As of this December, the former Sooner safety will be included in the College Football Hall of Fame. And the university he attended from 1984-87 and the National Football Foundation honored his upcoming induction during halftime of OU’s opener against Houston on Sunday.
"In a long line of Oklahoma greats, Rickey Dixon stands out as one of the best defensive players to ever suit up for the Sooners," said NFF President & CEO Steve Hatchell in a release. "He helped the team to a national title and set multiple school and conference records along the way.

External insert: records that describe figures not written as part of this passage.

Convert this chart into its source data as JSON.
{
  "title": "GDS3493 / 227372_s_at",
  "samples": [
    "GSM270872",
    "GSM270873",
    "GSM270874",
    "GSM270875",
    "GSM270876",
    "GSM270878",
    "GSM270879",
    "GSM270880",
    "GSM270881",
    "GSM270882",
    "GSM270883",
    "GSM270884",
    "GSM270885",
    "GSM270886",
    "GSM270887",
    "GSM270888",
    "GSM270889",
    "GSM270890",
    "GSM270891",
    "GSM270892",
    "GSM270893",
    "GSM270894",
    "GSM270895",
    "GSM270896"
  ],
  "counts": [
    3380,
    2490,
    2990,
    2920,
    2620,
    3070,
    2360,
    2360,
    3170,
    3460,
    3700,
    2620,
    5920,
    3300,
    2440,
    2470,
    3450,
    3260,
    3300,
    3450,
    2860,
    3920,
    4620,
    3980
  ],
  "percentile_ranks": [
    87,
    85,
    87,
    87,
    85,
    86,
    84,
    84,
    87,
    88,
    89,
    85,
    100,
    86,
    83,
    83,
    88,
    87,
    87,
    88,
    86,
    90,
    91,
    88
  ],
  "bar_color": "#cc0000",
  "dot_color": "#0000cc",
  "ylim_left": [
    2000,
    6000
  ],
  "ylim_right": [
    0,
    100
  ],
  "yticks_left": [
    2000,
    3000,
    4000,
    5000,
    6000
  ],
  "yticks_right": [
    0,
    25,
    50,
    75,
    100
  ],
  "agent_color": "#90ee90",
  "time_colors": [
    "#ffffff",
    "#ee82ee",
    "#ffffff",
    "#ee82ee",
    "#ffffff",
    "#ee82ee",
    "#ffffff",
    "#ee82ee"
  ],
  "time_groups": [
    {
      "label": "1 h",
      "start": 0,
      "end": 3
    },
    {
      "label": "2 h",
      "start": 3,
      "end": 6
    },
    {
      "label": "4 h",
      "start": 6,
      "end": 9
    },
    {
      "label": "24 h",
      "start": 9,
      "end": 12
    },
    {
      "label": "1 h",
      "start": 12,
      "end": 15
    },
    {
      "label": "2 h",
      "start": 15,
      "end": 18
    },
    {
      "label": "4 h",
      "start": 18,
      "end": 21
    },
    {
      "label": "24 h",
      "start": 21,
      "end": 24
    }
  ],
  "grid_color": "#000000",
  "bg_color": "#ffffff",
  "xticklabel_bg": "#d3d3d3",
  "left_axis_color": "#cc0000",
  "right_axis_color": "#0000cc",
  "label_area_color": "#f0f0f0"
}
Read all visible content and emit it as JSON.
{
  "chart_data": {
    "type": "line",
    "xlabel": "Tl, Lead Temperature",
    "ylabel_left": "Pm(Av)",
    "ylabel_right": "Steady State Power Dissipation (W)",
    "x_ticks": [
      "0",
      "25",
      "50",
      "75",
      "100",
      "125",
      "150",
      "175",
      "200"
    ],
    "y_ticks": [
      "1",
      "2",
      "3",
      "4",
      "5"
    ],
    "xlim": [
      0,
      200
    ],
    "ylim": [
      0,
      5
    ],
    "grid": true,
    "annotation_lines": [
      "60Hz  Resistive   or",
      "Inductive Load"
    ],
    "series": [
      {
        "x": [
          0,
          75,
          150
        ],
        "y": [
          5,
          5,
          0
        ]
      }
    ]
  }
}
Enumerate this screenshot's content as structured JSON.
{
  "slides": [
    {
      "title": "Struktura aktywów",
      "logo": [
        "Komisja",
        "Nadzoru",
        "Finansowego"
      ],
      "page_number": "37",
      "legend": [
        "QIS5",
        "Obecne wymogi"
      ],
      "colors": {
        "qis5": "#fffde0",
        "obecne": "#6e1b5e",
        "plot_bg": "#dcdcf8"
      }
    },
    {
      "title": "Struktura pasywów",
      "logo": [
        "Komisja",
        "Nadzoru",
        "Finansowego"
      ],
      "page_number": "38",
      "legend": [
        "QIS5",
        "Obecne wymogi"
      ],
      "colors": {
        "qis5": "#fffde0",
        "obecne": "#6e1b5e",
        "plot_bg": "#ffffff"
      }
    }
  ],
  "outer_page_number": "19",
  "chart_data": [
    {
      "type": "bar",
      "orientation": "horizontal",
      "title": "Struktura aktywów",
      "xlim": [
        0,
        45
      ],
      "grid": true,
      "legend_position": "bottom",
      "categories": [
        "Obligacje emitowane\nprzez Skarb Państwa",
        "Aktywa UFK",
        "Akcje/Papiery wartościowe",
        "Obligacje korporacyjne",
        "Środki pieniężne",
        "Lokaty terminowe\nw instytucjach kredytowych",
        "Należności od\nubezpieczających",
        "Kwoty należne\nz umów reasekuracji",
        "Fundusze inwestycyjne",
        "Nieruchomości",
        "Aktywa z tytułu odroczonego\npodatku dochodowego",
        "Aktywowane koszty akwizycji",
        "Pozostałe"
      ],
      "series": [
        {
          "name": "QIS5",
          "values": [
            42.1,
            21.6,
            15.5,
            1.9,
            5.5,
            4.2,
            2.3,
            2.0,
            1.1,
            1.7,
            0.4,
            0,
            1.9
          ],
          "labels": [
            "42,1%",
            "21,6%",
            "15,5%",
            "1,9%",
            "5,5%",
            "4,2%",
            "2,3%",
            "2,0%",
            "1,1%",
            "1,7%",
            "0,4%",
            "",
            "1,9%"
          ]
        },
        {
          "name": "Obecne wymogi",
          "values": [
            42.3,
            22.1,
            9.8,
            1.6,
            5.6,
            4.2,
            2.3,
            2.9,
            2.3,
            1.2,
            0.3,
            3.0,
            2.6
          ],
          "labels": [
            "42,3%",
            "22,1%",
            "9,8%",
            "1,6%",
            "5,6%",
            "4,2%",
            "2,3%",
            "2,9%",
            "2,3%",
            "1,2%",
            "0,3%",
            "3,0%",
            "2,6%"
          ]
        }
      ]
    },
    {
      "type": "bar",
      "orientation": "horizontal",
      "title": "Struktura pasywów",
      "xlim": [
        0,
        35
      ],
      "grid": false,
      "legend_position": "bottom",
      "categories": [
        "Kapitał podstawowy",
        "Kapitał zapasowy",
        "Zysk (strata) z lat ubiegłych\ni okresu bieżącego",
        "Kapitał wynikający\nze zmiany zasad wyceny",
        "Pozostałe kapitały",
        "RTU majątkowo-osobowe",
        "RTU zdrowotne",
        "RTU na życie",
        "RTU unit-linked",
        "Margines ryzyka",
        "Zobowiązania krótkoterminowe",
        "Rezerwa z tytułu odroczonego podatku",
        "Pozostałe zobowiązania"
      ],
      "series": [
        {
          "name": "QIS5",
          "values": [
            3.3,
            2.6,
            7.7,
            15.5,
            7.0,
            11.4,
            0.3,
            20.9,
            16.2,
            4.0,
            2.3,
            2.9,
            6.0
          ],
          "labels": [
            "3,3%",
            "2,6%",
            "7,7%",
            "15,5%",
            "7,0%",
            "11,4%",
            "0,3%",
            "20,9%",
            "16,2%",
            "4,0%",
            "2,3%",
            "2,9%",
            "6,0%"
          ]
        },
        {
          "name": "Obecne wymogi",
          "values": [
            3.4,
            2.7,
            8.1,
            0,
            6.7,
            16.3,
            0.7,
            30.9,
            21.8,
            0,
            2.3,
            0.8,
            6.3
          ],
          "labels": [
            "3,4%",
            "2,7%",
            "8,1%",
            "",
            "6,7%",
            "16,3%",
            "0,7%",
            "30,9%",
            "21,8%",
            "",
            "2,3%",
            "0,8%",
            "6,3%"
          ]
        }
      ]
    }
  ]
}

We are thrilled to honor him at Memorial Stadium."
The only hiccup for Sunday’s presentation was Dixon, who’s battling Amyotrophic Lateral Sclerosis, couldn’t be on the field for the presentation.
The 5-foot-11 defensive back still made his presence felt to the 84,534 people at Gaylord Family-Oklahoma Memorial Stadium.
“For Rickey, this school is full of people that have overcome the odds and tough things in their life and he certainly personifies that,” said OU coach Lincoln Riley. “I haven't got a chance to be around him as much as I would've liked to but certainly really proud and happy for him.”
Lorraine Dixon, Rickey’s wife, and his children — Rickey Jr., Cameron, Brittanney and Alana — represented the Dallas native on Owen Field. They were joined by Dixon’s former Sooner teammates, who carried his jersey to midfield, and his head coach, Barry Switzer.
The crowd roared as OU honored the 52 year old, who played in the NFL from 1988-93. But the noise raised to another level as OU’s video board showed a live shot of Dixon, who was inside Switzer’s home during the game.
The hall-of-fame inductee donned his 1988 Orange Bowl jersey and smiled to the camera as spectators audibly showed their appreciation for him.
Under Switzer, Dixon developed into a national champion in 1985, consensus All-American in 1987 and a first-round NFL draft pick in 1988.
While none of OU’s players were alive during Dixon’s playing days, the current Sooners have been able to learn and understand Dixon’s career.
“We've talked with it a little bit with our team,” Riley said. “It's one of those things, it's hard to get a pure sense of it. The story itself is pretty amazing and what a great thing with him being honored.”